SUMMERSIDE  - The fate of the historic Holman Homestead in downtown Summerside is in question.

A demolition permit has been approved by the city for the property, which is located at 286 Fitzroy Street.

The house and its Victorian garden once belonged to Summerside businessman R.T. Holman and was originally built as a Catholic parsonage in 1854.

The owners, Kay and Russell Rogers say they have no plans to make good on that permit until at least sometime in the spring.  

They would rather not have to tear it down, said Kay, so they’re hoping they can find a buyer over the winter.

“It’s a fine old lady, really she truly is a beautiful old house,” said Kay.

“Of course we’d like to have somebody purchase it – it’s certainly worth hanging onto for its historical value… it’s got a lot of history.”

The Rogers purchased the property from the P.E.I. Fox Breeders Association in 2000 to open a gift and antique shop, a life-long dream of Kay’s.



They spent 10 months renovating the home and restoring many of its original features.

They opened the Homestead Antiques and Gifts in 2001.

In 2013 the shop was taken over by a daughter who renovated a building at 15 Water Street and moved the business there.

The Holman Homestead has been on the market now for about two years.

While the Rogers say they’ve had several people express interest in the property there have been no offers.

They also approached the City of Summerside to see if it would be interested in buying the property, but the two sides couldn’t reach a deal.

“So what do you do? The expenses go on and we’re now seniors … so it’s time to divest ourselves and of course that’s what we’re trying to do,” said Kay.

If no buyer is found, they would clear the lot and develop it to facilitate its sale.  

But that idea of the community losing the home is not sitting well with the Summerside and Area Historical Society.

Peter Holman, president of the society and a descendent of the home’s namesake, said Wednesday that he was shocked when he heard it could be torn down.

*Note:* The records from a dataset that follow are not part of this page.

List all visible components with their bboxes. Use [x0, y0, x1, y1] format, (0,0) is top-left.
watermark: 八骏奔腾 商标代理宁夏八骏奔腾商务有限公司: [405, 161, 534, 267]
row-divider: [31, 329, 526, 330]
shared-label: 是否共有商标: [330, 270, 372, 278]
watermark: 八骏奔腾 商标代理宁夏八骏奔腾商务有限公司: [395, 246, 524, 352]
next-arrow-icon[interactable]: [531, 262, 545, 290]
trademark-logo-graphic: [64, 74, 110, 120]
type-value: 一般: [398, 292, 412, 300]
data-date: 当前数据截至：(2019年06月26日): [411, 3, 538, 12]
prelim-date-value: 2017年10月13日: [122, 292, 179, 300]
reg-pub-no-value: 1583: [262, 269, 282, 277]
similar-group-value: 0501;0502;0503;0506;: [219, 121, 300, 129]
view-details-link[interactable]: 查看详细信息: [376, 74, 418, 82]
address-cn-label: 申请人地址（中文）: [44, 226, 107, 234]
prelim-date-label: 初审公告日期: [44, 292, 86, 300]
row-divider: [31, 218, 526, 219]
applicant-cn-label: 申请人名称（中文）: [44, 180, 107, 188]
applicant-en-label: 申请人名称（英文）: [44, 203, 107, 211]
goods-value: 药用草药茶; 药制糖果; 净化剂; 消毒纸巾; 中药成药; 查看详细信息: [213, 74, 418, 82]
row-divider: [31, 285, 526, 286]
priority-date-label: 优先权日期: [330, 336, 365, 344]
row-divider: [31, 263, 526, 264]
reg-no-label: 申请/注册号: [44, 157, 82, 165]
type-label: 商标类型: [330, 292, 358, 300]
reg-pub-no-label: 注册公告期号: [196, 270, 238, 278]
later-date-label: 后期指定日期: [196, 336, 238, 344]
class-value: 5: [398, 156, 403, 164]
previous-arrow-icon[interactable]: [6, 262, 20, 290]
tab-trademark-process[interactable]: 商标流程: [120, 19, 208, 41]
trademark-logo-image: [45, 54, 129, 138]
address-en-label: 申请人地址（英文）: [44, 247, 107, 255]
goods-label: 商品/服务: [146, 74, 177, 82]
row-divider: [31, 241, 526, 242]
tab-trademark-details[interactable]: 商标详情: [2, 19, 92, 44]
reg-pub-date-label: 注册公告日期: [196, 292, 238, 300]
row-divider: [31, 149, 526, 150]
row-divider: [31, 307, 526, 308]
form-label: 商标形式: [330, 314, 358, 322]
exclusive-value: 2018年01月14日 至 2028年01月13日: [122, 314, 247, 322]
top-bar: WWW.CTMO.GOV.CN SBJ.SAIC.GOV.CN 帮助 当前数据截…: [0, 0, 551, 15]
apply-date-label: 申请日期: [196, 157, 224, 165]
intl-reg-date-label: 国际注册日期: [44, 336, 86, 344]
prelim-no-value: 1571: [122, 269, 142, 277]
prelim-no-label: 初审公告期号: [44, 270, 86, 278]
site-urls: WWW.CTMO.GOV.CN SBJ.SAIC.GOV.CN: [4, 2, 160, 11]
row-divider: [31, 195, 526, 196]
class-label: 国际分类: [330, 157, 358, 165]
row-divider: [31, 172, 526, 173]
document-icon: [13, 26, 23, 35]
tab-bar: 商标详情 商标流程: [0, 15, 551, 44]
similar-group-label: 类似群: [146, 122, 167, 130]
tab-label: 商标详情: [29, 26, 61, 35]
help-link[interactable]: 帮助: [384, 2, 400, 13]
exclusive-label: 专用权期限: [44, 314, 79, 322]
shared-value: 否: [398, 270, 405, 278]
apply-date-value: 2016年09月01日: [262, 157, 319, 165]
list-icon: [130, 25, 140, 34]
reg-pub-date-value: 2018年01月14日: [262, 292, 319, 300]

“This is probably one of the most significant historical properties within the city,” said Holman.

His group filed an application with the Island Regulatory and Appeals Commission on Wednesday requesting that the demolition permit be rescinded.

They did that because they believe the public should be consulted before a building of such historic significance to the community is destroyed.

They’re also questioning whether the city had any right to issue the permit.

A city representative confirmed that the home is not a designated heritage building under the city’s bylaws.

“All we’re asking for is time to find out if in fact there are investors out there that are prepared to pay fair market value for the property and preserve it. I believe there is. And as long as the owners are prepared to deal fairly and realistically then that property will sell and can be salvaged,” said Holman.

He added that the historical society plans to schedule some public meetings in the near future to discuss how the community should proceed, though no dates have been set yet.

In the meantime, Kay, a realtor by profession, is handling the sale of the Holman Homestead herself, so anyone interested in knowing more about the listing can call her business cell at: 902-888-7510.

The property is currently listed for $297,700.

It’s a fine old lady, really she truly is a beautiful old house. Kay Rogers

Quick Facts about the Holman Homestead:

- Built in 1854 to house the Catholic priest from the church that once stood in what is today the home’s garden.

- Its Victorian garden is one of the oldest in North America and was once famed for its beauty.

- It used to house the P.E.I. Fox Breeder’s Museum.

- It barely survived the great fire of 1906.